Saya tidak ingin menjadi dogmatik dalam hal ini – dan saya kira Dawn juga tidak bermaksud demikian. Tetapi saat menulis ini saya sedang melakukan hal yang serupa.
Ketika menulis ini, saya sedang berada di Rumah Doa Bethel di Lembang. Saya datang ke sini lebih untuk apa yang ada di depan dan bukan karena yang di belakang. Maksudnya, saya ke tempat ini bukan sekedar ingin istirahat, merasa terlalu cape dengan yang di belakang, dan sekarang waktunya santai menikmati ketenangan. Walaupun ada unsur itu, tapi saya ke tempat ini lebih karena ingin mempersiapkan yang di depan.
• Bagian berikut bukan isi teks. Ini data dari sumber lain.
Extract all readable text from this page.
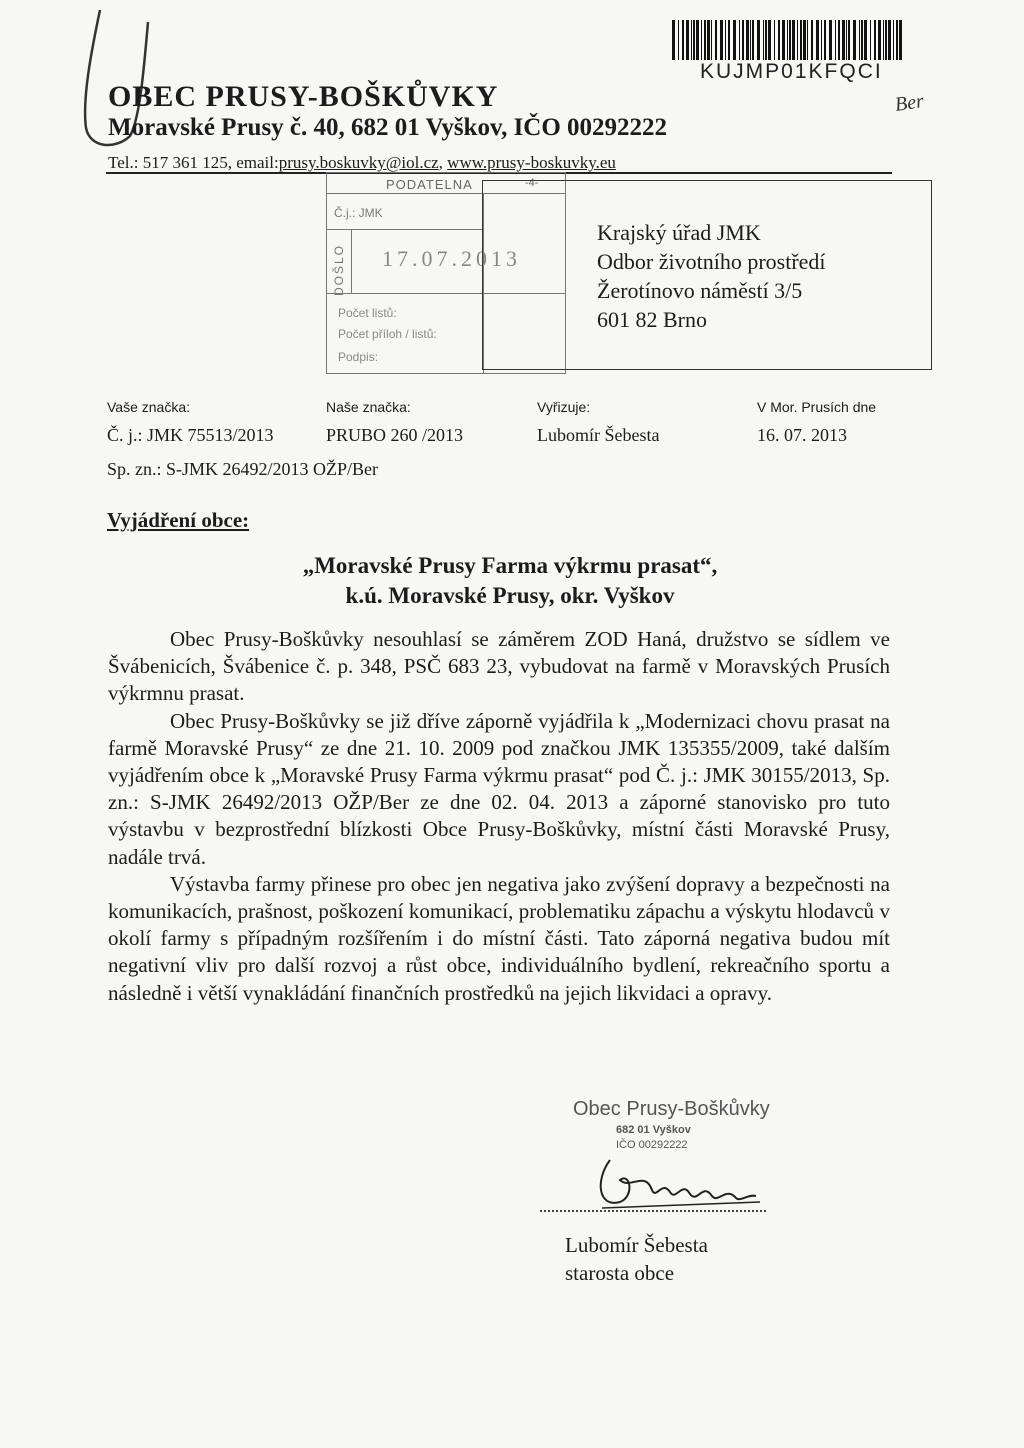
OBEC PRUSY-BOŠKŮVKY
Moravské Prusy č. 40, 682 01 Vyškov, IČO 00292222
Tel.: 517 361 125, email:prusy.boskuvky@iol.cz, www.prusy-boskuvky.eu
KUJMP01KFQCI
Ber
PODATELNA	-4-
Č.j.: JMK
DOŠLO 17.07.2013
Počet listů:
Počet příloh / listů:
Podpis:
Krajský úřad JMK
Odbor životního prostředí
Žerotínovo náměstí 3/5
601 82 Brno
Vaše značka:	Naše značka:	Vyřizuje:	V Mor. Prusích dne
Č. j.: JMK 75513/2013	PRUBO 260 /2013	Lubomír Šebesta	16. 07. 2013
Sp. zn.: S-JMK 26492/2013 OŽP/Ber
Vyjádření obce:
„Moravské Prusy Farma výkrmu prasat“,
k.ú. Moravské Prusy, okr. Vyškov

Obec Prusy-Boškůvky nesouhlasí se záměrem ZOD Haná, družstvo se sídlem ve Švábenicích, Švábenice č. p. 348, PSČ 683 23, vybudovat na farmě v Moravských Prusích výkrmnu prasat.

Obec Prusy-Boškůvky se již dříve záporně vyjádřila k „Modernizaci chovu prasat na farmě Moravské Prusy“ ze dne 21. 10. 2009 pod značkou JMK 135355/2009, také dalším vyjádřením obce k „Moravské Prusy Farma výkrmu prasat“ pod Č. j.: JMK 30155/2013, Sp. zn.: S-JMK 26492/2013 OŽP/Ber ze dne 02. 04. 2013 a záporné stanovisko pro tuto výstavbu v bezprostřední blízkosti Obce Prusy-Boškůvky, místní části Moravské Prusy, nadále trvá.

Výstavba farmy přinese pro obec jen negativa jako zvýšení dopravy a bezpečnosti na komunikacích, prašnost, poškození komunikací, problematiku zápachu a výskytu hlodavců v okolí farmy s případným rozšířením i do místní části. Tato záporná negativa budou mít negativní vliv pro další rozvoj a růst obce, individuálního bydlení, rekreačního sportu a následně i větší vynakládání finančních prostředků na jejich likvidaci a opravy.

Obec Prusy-Boškůvky
682 01 Vyškov
IČO 00292222
Lubomír Šebesta
starosta obce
Saya merasa beberapa waktu terakhir di Singapore, hidup saya berantakan. Saya terlalu sibuk, hidup terasa penuh dengan tekanan, terlalu banyak agenda yang disodorkan kepada saya, ketidak beresan demi ketidak beresan muncul, ditambah lagi dengan berbagai masalah yang saya hadapi. Semua membuat hidup saya tidak lagi fokus tapi terpecah seperti ditarik kesana kemari. Sukacita dan semangat melayani Tuhan seperti disedot keluar dari saya. Alarm rohani saya berkali-kali berbunyi. Saya bersyukur Tuhan memelihara sehingga saya tidak berkeping-keping.
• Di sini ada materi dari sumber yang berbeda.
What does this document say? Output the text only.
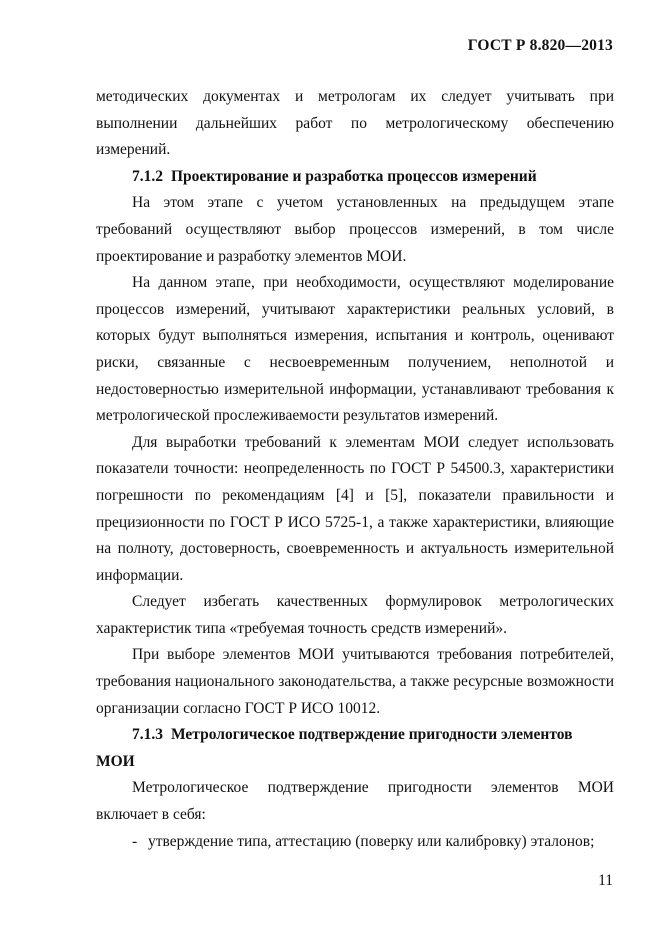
ГОСТ Р 8.820—2013

методических документах и метрологам их следует учитывать при выполнении дальнейших работ по метрологическому обеспечению измерений.

7.1.2 Проектирование и разработка процессов измерений

На этом этапе с учетом установленных на предыдущем этапе требований осуществляют выбор процессов измерений, в том числе проектирование и разработку элементов МОИ.

На данном этапе, при необходимости, осуществляют моделирование процессов измерений, учитывают характеристики реальных условий, в которых будут выполняться измерения, испытания и контроль, оценивают риски, связанные с несвоевременным получением, неполнотой и недостоверностью измерительной информации, устанавливают требования к метрологической прослеживаемости результатов измерений.

Для выработки требований к элементам МОИ следует использовать показатели точности: неопределенность по ГОСТ Р 54500.3, характеристики погрешности по рекомендациям [4] и [5], показатели правильности и прецизионности по ГОСТ Р ИСО 5725-1, а также характеристики, влияющие на полноту, достоверность, своевременность и актуальность измерительной информации.

Следует избегать качественных формулировок метрологических характеристик типа «требуемая точность средств измерений».

При выборе элементов МОИ учитываются требования потребителей, требования национального законодательства, а также ресурсные возможности организации согласно ГОСТ Р ИСО 10012.

7.1.3 Метрологическое подтверждение пригодности элементов МОИ

Метрологическое подтверждение пригодности элементов МОИ включает в себя:

- утверждение типа, аттестацию (поверку или калибровку) эталонов;
11
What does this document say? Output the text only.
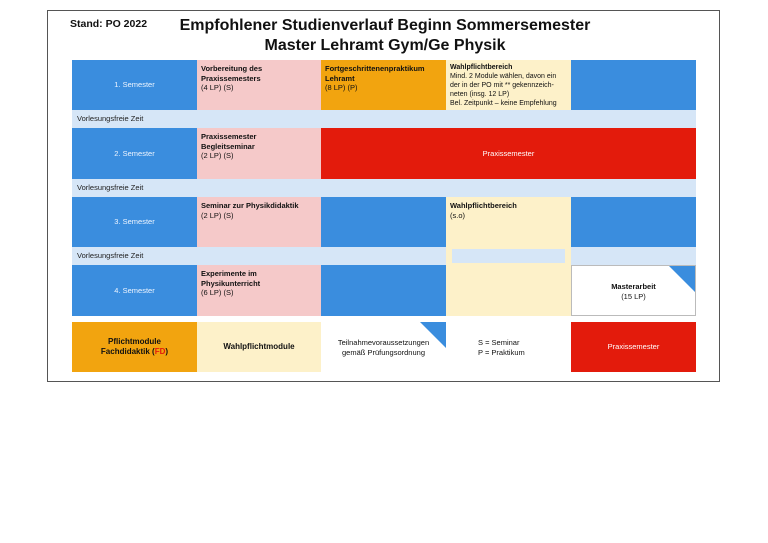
Stand: PO 2022 Empfohlener Studienverlauf Beginn Sommersemester
Master Lehramt Gym/Ge Physik
1. Semester
Vorbereitung des
Praxissemesters
(4 LP) (S)
Fortgeschrittenenpraktikum
Lehramt
(8 LP) (P)
Wahlpflichtbereich
Mind. 2 Module wählen, davon ein
der in der PO mit ** gekennzeich-
neten (insg. 12 LP)
Bel. Zeitpunkt – keine Empfehlung
Vorlesungsfreie Zeit
2. Semester
Praxissemester
Begleitseminar
(2 LP) (S)	Praxissemester
Vorlesungsfreie Zeit
3. Semester
Seminar zur Physikdidaktik
(2 LP) (S)
Wahlpflichtbereich
(s.o)
Vorlesungsfreie Zeit
4. Semester
Experimente im Physikunterricht
(6 LP) (S)
Masterarbeit
(15 LP)
Pflichtmodule
Fachdidaktik (FD)
Wahlpflichtmodule	Teilnahmevoraussetzungen
gemäß Prüfungsordnung
S = Seminar
P = Praktikum
Praxissemester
Tapi saya ke sini bukan sebagai reward untuk susah payah di masa lalu. Saya ke sini untuk mempersiapkan yang di depan. Saya tahu saya perlu waktu memulihkan ‘stamina’ rohani saya. Saya perlu anugrah Tuhan membungkus luka-luka saya. Saya perlu arah untuk maju ke depan. Saya perlu kekuatan untuk melangkah. Saya perlu menata hati saya. Dan karena itulah saya ke sini. Tanpa itu semua, bagaimana mungkin saya melangkah ke depan.
Maka ya dan amin, Sabat adalah anugrah Tuhan yang kita nikmati. Setelah itu, dengan sukacita, arahan, kekuatan dari Tuhan yang kita alami waktu Sabat, kita mulai bekerja lagi.